Nampak Tilas Perjuangan Sisinga Mangaraja XII di Tanah Pakpak

Editor: Admin author photo

MEDIA POLMAS

Oleh: Anna Martyna Sinamo

Pakpak Dairi adalah suku yang paling setia kepada Raja Sisingamangaraja XII terutama Parlilitan (Kelasen),  Simsim (Kerajaan dan Salak), Keppas (Sidikalang) dan Boang (Singkil) terbukti selama dua puluh tahun Sisingamangaraja XII melakukan perang gerilya di segenap pelosok tanah Pakpak - Dairi, tidak pernah terdengar melakukan tindakan pengkhianatan.

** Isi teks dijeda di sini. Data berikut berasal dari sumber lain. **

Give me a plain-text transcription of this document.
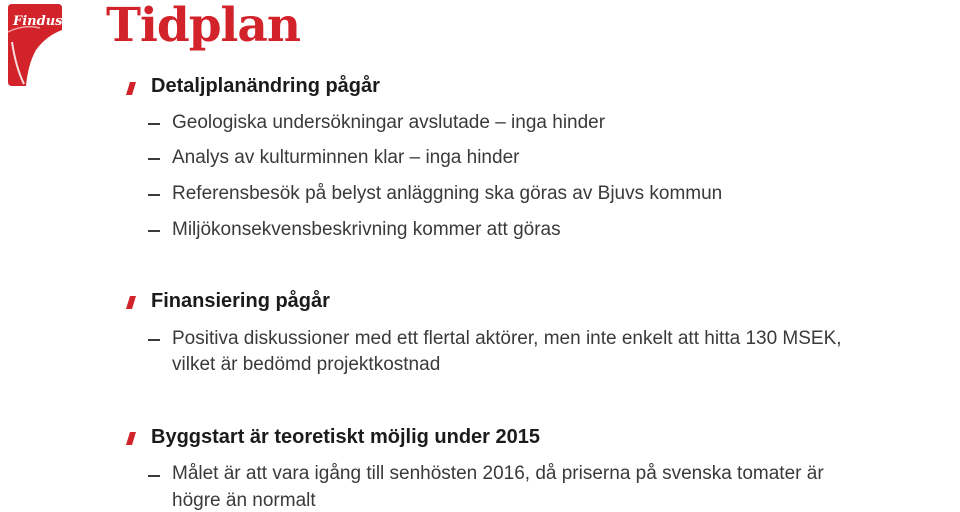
Findus Tidplan
Detaljplanändring pågår
Geologiska undersökningar avslutade – inga hinder
Analys av kulturminnen klar – inga hinder
Referensbesök på belyst anläggning ska göras av Bjuvs kommun
Miljökonsekvensbeskrivning kommer att göras
Finansiering pågår
Positiva diskussioner med ett flertal aktörer, men inte enkelt att hitta 130 MSEK,
vilket är bedömd projektkostnad
Byggstart är teoretiskt möjlig under 2015
Målet är att vara igång till senhösten 2016, då priserna på svenska tomater är
högre än normalt
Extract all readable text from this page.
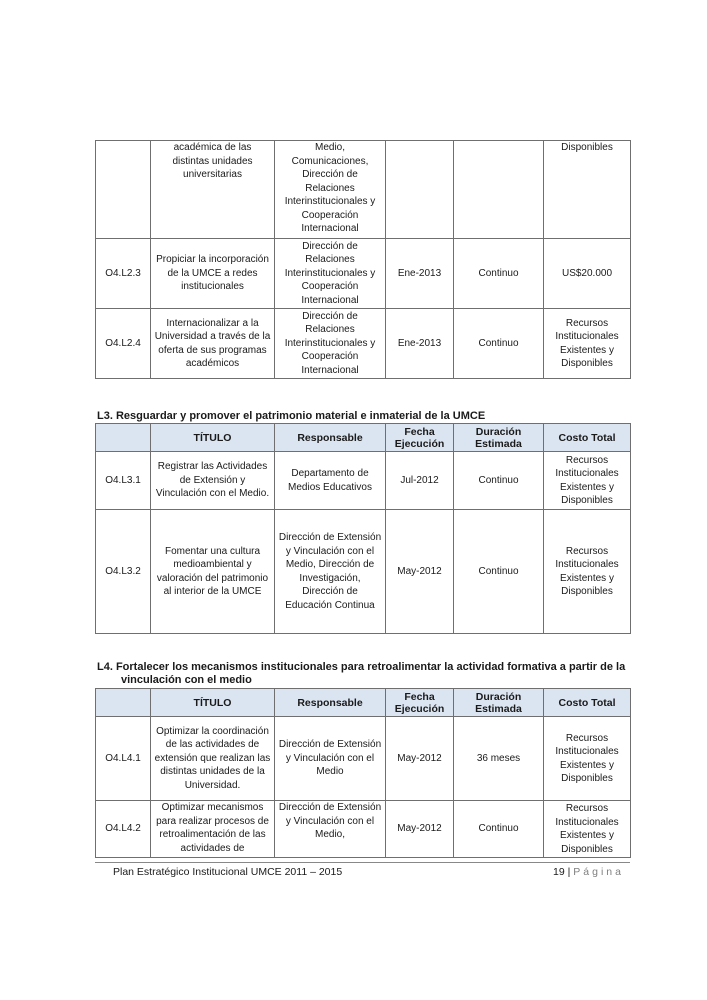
	académica de las distintas unidades universitarias	Medio, Comunicaciones, Dirección de Relaciones Interinstitucionales y Cooperación Internacional			Disponibles
O4.L2.3	Propiciar la incorporación de la UMCE a redes institucionales	Dirección de Relaciones Interinstitucionales y Cooperación Internacional	Ene-2013	Continuo	US$20.000
O4.L2.4	Internacionalizar a la Universidad a través de la oferta de sus programas académicos	Dirección de Relaciones Interinstitucionales y Cooperación Internacional	Ene-2013	Continuo	Recursos Institucionales Existentes y Disponibles
L3. Resguardar y promover el patrimonio material e inmaterial de la UMCE
	TÍTULO	Responsable	Fecha Ejecución	Duración Estimada	Costo Total
O4.L3.1	Registrar las Actividades de Extensión y Vinculación con el Medio.	Departamento de Medios Educativos	Jul-2012	Continuo	Recursos Institucionales Existentes y Disponibles
O4.L3.2	Fomentar una cultura medioambiental y valoración del patrimonio al interior de la UMCE	Dirección de Extensión y Vinculación con el Medio, Dirección de Investigación, Dirección de Educación Continua	May-2012	Continuo	Recursos Institucionales Existentes y Disponibles
L4. Fortalecer los mecanismos institucionales para retroalimentar la actividad formativa a partir de la
vinculación con el medio
	TÍTULO	Responsable	Fecha Ejecución	Duración Estimada	Costo Total
O4.L4.1	Optimizar la coordinación de las actividades de extensión que realizan las distintas unidades de la Universidad.	Dirección de Extensión y Vinculación con el Medio	May-2012	36 meses	Recursos Institucionales Existentes y Disponibles
O4.L4.2	Optimizar mecanismos para realizar procesos de retroalimentación de las actividades de	Dirección de Extensión y Vinculación con el Medio,	May-2012	Continuo	Recursos Institucionales Existentes y Disponibles
Plan Estratégico Institucional UMCE 2011 – 2015	19 | Página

Rakyat Pakpak-Dairi yang fanatik dan heroik untuk pertama kali berkenalan dengan ekspedisi tentara Belanda yang datang dari arah Barus pada tahun 1878, semasa perlawanan Sisingamangaraja XII masih dipusatkan sekitar kawasan Toba. 

Kedua berhadapan dengan ekspedisi Overste van Daalen yang menerobos sampai Bakkara dari Takengon Aceh Tenggara ke Sidikalang pada tahun 1904. Ekspedisi tersebut kemudian melakukan kekejaman yang biadab terhadap rakyat Pakpak dan Gayo-Alas dan Bakkara dengan meletuskan meriam lebih dari 100 kali. 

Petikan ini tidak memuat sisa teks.